In 2008, FastCompany published this article on William McDonough that is well rounded and a great example of good reporting. It exposed some gaps between the talk and the walk. However, is the issue really McDonough’s personal-professional challenges or society having the capacity to recognize the larger value he produced and runnng with it, with or without him?
Here was my post after finishing the article: Bill’s personal failings, challenges, call them what you may, his only too-human foibles, are unfortunate (but we all have some variety of them do we not?). They do interfere with his potential to be the personal champion for the next industrial revolution. However, it is important to separate the person, even project performance, from his ideas.

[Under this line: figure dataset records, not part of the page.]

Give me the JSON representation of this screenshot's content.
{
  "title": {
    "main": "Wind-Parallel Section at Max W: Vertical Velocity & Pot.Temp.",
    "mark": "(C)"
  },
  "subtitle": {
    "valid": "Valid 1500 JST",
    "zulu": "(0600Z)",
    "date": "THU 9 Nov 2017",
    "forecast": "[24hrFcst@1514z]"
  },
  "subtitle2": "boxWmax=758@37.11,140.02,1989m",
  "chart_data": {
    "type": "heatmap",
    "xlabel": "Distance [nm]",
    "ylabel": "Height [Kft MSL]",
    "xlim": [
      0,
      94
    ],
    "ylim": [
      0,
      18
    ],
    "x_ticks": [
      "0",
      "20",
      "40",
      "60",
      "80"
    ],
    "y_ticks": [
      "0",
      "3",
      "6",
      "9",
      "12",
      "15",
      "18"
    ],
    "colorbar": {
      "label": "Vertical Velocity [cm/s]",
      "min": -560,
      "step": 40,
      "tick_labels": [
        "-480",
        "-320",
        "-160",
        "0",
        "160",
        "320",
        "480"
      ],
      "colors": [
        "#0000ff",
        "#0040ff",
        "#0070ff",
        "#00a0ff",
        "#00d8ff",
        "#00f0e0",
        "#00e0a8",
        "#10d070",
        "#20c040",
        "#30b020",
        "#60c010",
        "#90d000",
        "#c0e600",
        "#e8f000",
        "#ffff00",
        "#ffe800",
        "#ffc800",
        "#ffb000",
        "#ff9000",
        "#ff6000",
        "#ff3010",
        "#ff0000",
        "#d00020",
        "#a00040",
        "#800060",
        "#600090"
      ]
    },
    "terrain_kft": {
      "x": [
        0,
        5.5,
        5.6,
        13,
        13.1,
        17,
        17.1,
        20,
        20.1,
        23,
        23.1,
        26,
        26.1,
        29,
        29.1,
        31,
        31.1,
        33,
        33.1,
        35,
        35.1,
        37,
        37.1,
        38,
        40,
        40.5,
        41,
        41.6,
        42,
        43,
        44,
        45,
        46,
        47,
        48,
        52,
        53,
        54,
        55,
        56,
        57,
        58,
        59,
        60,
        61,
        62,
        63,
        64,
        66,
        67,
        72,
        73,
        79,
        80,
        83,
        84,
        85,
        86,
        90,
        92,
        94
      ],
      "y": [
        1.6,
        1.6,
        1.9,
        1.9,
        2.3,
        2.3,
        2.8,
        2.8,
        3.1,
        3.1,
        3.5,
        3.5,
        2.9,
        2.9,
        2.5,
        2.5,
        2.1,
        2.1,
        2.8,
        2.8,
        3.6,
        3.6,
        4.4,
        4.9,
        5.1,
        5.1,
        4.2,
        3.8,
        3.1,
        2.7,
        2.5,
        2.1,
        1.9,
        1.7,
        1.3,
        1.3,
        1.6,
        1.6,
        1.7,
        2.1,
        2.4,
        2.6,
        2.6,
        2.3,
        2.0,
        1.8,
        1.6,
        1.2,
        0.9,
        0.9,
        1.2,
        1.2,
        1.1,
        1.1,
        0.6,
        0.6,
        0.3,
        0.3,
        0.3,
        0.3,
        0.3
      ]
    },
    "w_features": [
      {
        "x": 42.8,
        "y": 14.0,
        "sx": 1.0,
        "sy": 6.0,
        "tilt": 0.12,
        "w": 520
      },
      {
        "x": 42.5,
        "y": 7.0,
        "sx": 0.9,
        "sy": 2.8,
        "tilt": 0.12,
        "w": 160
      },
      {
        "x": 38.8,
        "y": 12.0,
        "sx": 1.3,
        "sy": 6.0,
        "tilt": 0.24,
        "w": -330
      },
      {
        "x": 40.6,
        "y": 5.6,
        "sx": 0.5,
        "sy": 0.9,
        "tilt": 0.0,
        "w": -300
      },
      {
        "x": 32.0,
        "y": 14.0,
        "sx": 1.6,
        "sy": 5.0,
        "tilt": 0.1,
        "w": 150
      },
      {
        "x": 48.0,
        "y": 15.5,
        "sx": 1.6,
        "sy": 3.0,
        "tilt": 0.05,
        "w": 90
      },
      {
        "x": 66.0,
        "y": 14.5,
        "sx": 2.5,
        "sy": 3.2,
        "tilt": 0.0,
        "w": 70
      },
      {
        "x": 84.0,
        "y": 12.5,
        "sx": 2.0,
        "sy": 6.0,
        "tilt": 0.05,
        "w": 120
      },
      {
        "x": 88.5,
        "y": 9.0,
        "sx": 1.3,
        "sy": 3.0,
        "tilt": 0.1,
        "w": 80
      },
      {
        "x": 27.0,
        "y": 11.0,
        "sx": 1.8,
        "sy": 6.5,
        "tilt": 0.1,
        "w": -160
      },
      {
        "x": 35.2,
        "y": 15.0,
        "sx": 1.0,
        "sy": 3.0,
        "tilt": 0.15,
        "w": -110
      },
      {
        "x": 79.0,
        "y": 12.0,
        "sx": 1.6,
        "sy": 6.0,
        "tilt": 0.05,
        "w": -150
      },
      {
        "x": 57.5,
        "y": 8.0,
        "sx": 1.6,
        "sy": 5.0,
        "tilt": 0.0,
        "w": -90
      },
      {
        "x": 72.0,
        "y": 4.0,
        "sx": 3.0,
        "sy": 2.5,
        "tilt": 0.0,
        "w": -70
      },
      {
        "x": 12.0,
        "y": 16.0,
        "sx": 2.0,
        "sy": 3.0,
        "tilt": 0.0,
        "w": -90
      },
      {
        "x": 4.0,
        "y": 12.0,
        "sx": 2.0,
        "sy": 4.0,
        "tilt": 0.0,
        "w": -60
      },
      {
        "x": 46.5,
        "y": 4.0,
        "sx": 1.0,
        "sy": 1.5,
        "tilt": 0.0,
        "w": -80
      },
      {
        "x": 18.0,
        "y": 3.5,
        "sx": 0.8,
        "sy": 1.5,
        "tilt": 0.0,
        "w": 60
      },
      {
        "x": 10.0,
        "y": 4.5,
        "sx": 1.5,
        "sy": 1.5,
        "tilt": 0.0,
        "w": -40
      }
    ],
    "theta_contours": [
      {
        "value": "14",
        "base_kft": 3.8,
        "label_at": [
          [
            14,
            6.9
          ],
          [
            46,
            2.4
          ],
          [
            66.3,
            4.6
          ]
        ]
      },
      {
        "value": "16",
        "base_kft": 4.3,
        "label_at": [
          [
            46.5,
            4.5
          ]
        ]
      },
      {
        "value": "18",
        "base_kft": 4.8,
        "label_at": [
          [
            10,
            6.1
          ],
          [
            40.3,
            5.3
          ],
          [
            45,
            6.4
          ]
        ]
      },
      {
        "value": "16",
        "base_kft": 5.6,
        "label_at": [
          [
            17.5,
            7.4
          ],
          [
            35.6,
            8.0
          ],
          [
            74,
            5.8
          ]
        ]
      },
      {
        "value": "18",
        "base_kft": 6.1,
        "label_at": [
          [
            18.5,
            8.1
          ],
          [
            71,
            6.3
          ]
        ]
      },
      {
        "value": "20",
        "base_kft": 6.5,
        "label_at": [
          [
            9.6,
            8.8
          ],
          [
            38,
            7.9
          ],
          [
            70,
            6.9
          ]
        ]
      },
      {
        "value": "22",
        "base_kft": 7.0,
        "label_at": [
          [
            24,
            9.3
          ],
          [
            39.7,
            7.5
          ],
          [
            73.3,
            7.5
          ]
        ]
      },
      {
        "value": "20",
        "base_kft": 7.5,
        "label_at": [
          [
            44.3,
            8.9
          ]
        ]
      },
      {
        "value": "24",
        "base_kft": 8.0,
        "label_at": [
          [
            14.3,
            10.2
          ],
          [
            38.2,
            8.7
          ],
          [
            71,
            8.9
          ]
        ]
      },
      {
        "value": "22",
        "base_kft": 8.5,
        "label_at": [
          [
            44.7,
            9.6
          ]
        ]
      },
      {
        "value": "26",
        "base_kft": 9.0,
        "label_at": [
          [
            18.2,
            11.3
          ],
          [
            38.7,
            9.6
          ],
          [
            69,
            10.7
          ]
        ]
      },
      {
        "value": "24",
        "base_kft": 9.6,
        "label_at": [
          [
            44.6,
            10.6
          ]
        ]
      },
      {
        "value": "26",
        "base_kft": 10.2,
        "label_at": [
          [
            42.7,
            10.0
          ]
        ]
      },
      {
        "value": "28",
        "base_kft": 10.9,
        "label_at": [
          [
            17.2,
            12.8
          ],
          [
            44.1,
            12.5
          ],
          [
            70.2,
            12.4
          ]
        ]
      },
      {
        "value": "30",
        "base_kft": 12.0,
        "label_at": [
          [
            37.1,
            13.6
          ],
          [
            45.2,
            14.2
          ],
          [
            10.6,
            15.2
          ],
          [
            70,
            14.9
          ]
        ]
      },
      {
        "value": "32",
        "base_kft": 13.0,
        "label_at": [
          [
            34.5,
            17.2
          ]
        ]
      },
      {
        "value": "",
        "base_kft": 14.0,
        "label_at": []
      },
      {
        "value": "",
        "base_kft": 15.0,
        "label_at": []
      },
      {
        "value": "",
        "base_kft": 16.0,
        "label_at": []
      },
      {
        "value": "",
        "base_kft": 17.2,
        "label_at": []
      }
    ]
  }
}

The awesome potential of William McDonough as a force for the sustainable/regenerative economic transformation we so urgently need does not lie in his person, but in his ideas. His ideas are conceputally accessible to anyone with logical capacity and ecological education. He has conceputally illuminated the DNA of an economy that not only would have restorative environmental impacts, but which could be a wildly more productive economy to boot, thereby laying the material foundation for a sustainable global society in the biosphere. Given the impoverishment of two-fifths or more of the 7 billion of us on the planet now, and the 2-4 billion more that are arriving daily between now and 2050, a radical increase in economic productivity is absolutely necessary but insufficent for success. Doing it in a way that is net-positive, that is environmentally restorative and enhancing of the biosphere’s regnerative capacity is the essential quality, the necessary and sufficient condition for humanity’s regenerative success in the universe.

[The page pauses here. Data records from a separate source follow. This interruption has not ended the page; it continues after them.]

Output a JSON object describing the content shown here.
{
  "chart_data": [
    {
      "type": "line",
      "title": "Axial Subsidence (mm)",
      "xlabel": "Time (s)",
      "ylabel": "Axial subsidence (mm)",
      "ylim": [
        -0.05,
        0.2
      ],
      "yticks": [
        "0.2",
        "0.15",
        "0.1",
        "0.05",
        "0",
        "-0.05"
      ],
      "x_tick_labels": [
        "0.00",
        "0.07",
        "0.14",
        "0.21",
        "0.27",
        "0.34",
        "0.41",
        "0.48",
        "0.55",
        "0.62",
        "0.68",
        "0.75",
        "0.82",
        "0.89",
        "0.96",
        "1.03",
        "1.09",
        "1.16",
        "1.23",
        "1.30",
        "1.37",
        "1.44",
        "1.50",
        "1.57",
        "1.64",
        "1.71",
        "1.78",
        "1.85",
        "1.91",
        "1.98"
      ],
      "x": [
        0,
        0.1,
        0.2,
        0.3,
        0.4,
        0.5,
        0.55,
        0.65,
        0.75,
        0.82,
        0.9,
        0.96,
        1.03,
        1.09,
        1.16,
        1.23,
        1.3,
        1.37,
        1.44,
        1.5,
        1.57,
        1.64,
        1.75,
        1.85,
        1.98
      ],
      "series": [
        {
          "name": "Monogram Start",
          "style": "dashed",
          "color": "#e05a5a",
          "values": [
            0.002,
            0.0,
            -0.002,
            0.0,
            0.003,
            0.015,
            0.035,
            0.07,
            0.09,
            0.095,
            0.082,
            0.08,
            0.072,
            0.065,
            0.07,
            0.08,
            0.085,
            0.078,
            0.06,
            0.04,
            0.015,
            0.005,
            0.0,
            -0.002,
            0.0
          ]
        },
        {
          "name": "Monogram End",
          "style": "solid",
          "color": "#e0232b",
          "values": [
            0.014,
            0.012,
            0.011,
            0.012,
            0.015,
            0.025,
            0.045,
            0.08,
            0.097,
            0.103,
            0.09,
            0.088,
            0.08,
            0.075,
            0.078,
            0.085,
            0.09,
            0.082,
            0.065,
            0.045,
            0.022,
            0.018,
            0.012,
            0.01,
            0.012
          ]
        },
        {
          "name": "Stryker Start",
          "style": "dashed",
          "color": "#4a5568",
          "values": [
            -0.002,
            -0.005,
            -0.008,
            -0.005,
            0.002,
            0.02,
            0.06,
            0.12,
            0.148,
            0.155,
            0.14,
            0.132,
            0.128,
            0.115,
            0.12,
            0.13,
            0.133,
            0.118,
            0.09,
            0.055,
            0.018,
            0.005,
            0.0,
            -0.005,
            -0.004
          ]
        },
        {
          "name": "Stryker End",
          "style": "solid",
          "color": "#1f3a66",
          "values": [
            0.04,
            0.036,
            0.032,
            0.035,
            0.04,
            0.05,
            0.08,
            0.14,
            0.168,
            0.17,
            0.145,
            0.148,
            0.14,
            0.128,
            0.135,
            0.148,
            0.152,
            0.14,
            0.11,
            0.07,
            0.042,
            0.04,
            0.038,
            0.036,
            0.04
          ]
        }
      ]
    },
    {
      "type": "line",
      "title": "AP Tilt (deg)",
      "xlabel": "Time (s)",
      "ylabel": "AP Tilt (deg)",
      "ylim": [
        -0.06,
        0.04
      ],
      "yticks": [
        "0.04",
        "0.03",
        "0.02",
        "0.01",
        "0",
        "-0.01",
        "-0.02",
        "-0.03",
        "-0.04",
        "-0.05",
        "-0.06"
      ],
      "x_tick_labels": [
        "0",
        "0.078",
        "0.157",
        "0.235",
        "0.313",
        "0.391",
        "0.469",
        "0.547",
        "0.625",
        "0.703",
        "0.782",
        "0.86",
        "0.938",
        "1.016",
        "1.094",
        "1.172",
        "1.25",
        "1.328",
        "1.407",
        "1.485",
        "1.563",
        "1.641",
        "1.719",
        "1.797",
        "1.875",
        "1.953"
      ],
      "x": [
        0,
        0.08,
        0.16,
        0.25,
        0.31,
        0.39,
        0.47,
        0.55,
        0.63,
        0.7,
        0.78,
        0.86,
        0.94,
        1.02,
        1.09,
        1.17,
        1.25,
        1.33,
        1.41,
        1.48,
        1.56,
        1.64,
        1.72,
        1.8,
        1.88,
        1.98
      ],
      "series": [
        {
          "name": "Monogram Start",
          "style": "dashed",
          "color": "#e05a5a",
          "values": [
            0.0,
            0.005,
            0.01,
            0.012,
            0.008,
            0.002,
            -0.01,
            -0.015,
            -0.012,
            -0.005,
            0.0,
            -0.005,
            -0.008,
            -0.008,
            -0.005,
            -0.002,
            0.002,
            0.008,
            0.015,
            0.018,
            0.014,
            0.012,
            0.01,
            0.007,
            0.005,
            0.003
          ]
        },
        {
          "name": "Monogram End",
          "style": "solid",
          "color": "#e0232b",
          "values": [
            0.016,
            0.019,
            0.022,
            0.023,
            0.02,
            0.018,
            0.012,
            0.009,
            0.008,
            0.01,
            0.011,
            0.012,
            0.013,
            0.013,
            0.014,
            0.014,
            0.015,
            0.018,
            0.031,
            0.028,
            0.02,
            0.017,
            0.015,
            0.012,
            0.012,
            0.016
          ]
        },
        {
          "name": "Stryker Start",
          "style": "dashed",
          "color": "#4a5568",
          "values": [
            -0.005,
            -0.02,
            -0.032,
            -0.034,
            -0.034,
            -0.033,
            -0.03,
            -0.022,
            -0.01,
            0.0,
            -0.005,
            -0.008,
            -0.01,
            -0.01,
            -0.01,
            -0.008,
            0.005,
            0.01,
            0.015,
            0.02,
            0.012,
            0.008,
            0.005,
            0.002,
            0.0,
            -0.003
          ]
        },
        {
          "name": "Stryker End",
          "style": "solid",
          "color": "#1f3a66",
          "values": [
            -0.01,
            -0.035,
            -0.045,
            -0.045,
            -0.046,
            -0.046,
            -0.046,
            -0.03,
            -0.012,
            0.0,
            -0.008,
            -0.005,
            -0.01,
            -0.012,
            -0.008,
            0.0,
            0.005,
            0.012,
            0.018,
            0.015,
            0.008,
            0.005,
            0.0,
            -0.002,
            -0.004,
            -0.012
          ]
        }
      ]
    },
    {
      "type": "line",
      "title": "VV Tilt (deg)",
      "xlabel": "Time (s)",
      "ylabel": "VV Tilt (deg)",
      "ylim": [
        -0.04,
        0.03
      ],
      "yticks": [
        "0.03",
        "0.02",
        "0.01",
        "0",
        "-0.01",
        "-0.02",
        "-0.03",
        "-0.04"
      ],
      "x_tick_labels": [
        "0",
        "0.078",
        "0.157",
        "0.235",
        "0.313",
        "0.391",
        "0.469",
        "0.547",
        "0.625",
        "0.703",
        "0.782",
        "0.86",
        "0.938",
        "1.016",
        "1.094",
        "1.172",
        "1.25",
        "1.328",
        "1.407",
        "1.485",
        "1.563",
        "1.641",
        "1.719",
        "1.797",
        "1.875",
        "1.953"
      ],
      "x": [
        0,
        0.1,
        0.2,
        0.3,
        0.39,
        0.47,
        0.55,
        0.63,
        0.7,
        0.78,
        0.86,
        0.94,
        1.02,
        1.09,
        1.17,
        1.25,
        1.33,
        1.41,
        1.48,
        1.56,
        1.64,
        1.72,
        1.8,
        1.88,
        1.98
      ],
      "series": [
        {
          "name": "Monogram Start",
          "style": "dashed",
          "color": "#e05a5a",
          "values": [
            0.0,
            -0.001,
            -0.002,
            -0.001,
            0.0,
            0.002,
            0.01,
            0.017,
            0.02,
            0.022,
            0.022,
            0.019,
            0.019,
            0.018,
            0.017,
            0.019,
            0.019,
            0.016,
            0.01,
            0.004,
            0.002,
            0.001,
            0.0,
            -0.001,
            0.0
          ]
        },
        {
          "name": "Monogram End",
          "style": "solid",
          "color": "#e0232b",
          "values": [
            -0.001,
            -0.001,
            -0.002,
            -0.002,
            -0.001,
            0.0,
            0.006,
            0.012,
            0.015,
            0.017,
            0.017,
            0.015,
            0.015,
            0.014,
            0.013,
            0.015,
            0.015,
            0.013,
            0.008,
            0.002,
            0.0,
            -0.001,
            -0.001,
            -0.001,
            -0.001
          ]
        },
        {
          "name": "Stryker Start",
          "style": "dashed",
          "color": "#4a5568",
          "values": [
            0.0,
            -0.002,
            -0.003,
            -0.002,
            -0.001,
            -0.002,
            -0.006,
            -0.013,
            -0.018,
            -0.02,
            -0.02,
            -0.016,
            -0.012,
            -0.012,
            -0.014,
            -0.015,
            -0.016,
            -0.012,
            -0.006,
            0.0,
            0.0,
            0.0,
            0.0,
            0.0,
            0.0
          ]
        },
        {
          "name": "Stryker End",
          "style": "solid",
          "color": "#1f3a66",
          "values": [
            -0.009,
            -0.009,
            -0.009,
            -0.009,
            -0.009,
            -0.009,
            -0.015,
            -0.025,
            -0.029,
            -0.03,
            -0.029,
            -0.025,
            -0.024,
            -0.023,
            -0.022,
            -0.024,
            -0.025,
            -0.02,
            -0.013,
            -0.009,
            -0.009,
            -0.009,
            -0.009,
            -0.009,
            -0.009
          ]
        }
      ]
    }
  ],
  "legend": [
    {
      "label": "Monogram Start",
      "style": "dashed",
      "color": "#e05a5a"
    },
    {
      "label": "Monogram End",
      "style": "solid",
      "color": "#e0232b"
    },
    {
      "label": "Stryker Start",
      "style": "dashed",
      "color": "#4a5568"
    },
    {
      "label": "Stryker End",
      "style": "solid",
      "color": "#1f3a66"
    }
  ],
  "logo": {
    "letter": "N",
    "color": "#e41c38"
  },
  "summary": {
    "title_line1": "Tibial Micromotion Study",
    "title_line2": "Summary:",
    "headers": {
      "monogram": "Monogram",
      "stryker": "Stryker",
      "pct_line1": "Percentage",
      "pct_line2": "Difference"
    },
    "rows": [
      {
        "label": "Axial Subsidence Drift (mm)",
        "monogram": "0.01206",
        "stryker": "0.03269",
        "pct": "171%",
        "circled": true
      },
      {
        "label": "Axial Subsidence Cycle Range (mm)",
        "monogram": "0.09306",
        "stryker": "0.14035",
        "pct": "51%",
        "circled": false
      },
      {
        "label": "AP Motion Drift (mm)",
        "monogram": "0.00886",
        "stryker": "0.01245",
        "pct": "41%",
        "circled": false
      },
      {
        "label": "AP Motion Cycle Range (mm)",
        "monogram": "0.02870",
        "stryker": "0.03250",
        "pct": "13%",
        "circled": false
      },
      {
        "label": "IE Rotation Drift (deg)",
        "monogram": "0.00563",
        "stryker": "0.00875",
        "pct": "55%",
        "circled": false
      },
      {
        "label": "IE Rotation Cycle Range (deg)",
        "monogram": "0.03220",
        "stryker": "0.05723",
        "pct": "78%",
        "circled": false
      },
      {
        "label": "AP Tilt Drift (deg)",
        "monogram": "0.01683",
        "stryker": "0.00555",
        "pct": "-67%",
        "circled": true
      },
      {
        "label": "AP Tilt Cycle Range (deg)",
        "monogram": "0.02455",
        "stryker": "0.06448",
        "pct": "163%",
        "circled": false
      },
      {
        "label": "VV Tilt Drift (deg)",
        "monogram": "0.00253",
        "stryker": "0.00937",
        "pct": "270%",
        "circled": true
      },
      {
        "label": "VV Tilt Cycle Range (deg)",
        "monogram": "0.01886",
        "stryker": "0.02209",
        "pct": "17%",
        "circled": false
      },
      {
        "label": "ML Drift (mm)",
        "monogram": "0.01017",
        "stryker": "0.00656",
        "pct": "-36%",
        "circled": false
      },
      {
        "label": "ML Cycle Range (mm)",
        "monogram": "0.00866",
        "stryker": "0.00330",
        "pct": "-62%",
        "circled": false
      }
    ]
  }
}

However, getting there will take more than the persuasive power of one charismatic designer, with or without foibles! We must embrace his concepts, develop the implications in all areas from design to science to economics to policy, and collaboratively execute at lightening speed and globally. Designing the vehicle for that insitutional collaboration should be the next challenge we address. As is true of most human challenges, they illuminate issues that need to be understood differently, executed differently, if we are to be successful. We all have our own agendas for personal/professional development, but let’s certainly not wait for Mr. McDonough to work out his. There’s a much larger drama in play and it needs our attention now.